The graph below shows an example of a failed Double environment validation result.

Failed double Environment Validation

From the graph, we can observe that the same policy does not exhibit similar performance in the two environments. Additionally, both policies fail to converge stably and perform above the blue dashed line.

Generally, the reasons for a failed double environment validation are as follows:

  1. Inconsistent training and testing environments. If there are significant differences in the data distribution of certain dimensions between the training and testing datasets, the performance of trainPolicy on valEnv may be greatly compromised.

  2. Overfitting. When trainPolicy learns excessive noise or patterns specific to a particular environment during training, it may perform poorly on valEnv. If trainPolicy has a high complexity, it may overfit trainData, resulting in decreased performance in valEnv.

  3. Insufficient sample size. If the training data is too small, the model may not fully learn the patterns in the environment, leading to poor simulation of the real environment by the learned virtual environment.

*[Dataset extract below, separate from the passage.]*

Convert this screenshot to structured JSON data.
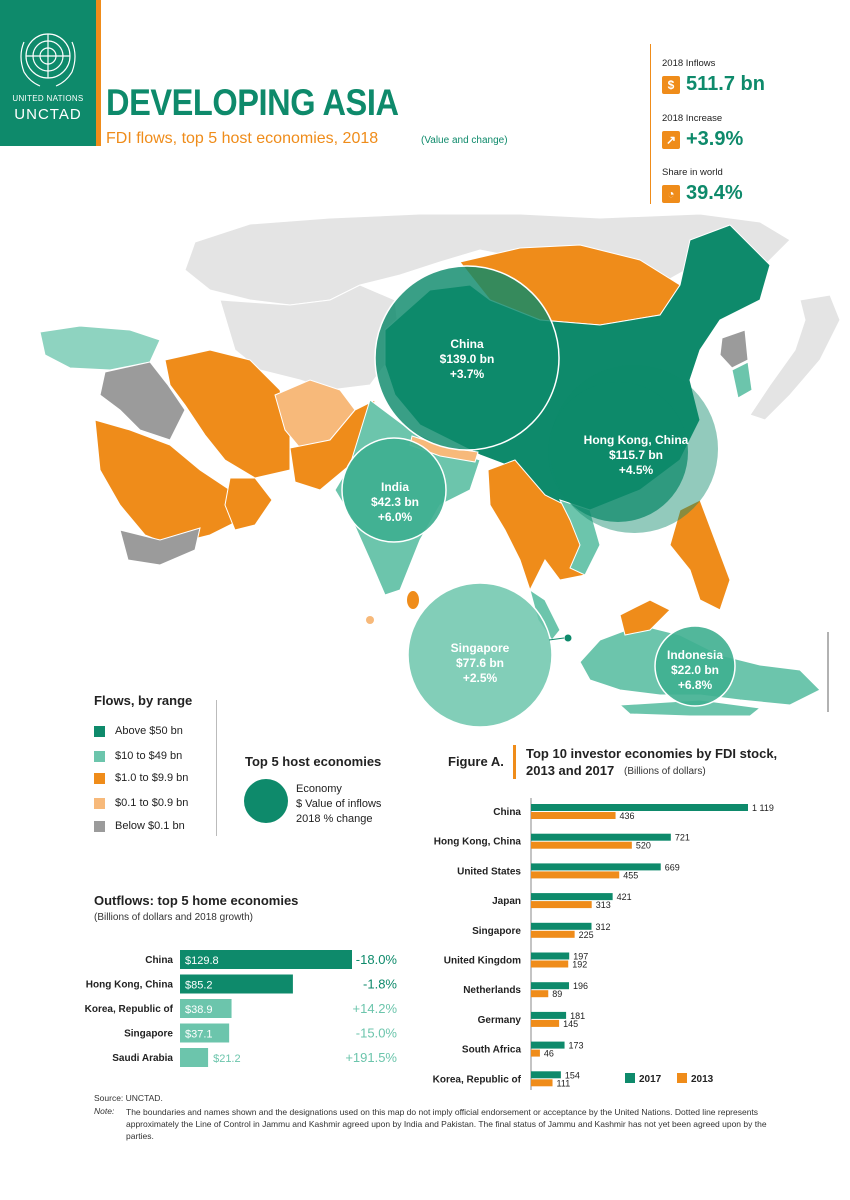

  4. Improper hyperparameter selection. For example, using a learning rate that is too high or too low, choosing an inappropriate discount factor, etc., can result in poor performance in the testing environment.

  5. Dynamic environment changes. If the environment is highly dynamic, such as changes occurring during the training period, the model’s performance in the testing environment may differ.

Finally, it is important to note that double environment validation is one of many methods used to evaluate the performance of policy models and is an important indicator of their generalization performance. However, passing double environment validation does not guarantee ideal performance of the policy model in the actual real-world environment. It also does not imply that the learned virtual environment can perfectly replicate the real environment.